Alcohol Rehabilitation; Throwing a Lifeline to Those Affected
An addiction to alcohol does not by any means have to be life-long sentence to sadness and weakness. In fact, anyone can beat an alcohol addiction and push through to the end, free, clear, sober, and recovered. This venture takes time, persistence, an iron will, dedication resolve, and perseverance, but it is certainly possible, and hundreds of thousands of Americans effectively rehabilitate themselves from alcohol addiction every year in the United States alone.
There is a key to beating alcohol addiction however, and this key will inevitably be the make or break factor of whether or not one successfully beats the habit or not. This key is that of an inpatient, residential, drug and alcohol addiction and dependence detoxification, treatment, and rehabilitation center, program, or facility. One simply cannot kick an alcohol habit. It is dangerous, it can even be deadly to try to do so on one’s own. Inpatient rehabilitation changes all of that.

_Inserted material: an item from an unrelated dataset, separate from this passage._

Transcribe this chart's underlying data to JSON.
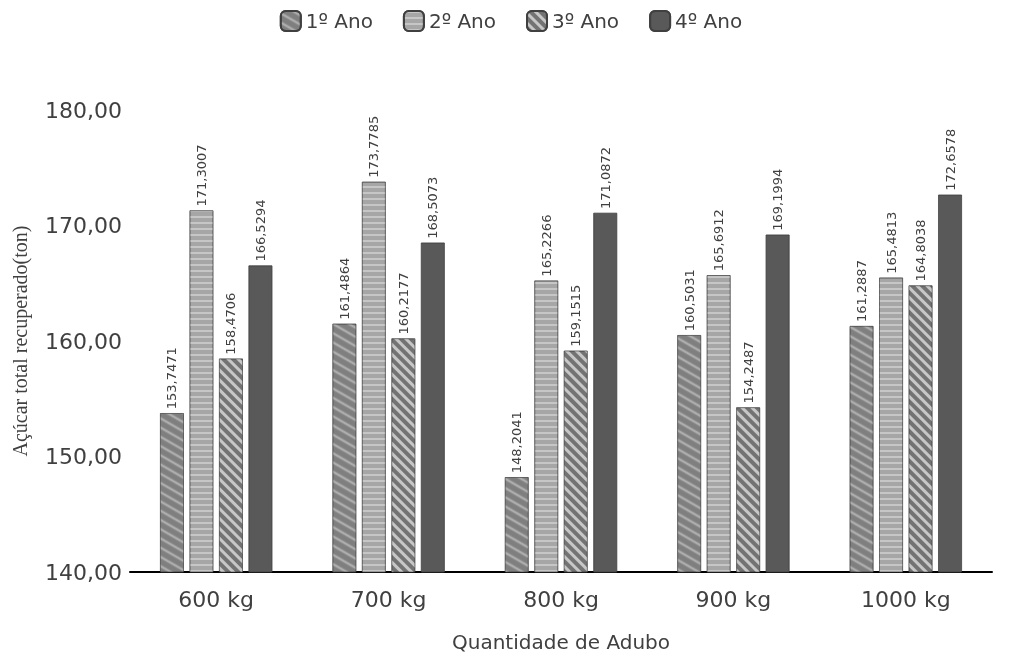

At an inpatient rehab program a struggling alcoholic can experience the best of the best in terms of an inpatient detoxification center. In detox, an alcoholic will be chemically, medically, holistically, professionally, and painlessly weened down off of alcohol is a professional, standardized, up to date, and comfortable environment. One cannot hope to begin to tackle and alcohol addiction until he or she can be physically free from alcohol addiction, and this is where detoxification comes into play.
After detox is completed, its time to move on to rehab. At an inpatient rehab center for alcohol addiction one will be able to experience a full array of counseling, therapy, group sessions, life skills, coping strategies, relapse prevention, and many different types of technologies and methodologies for cracking the spine of the various constructions of the mental and spiritual alcohol addiction itself. In so doing, one will finally be free of that side to the addiction as well.
One can be free of alcohol addiction. It takes a bit of work, and an inpatient, residential, drug and alcohol addiction and dependence detoxification, treatment, and rehabilitation center, program, or facility will certainly be needed, but it can be done, and it must be done if the individual hopes to survive.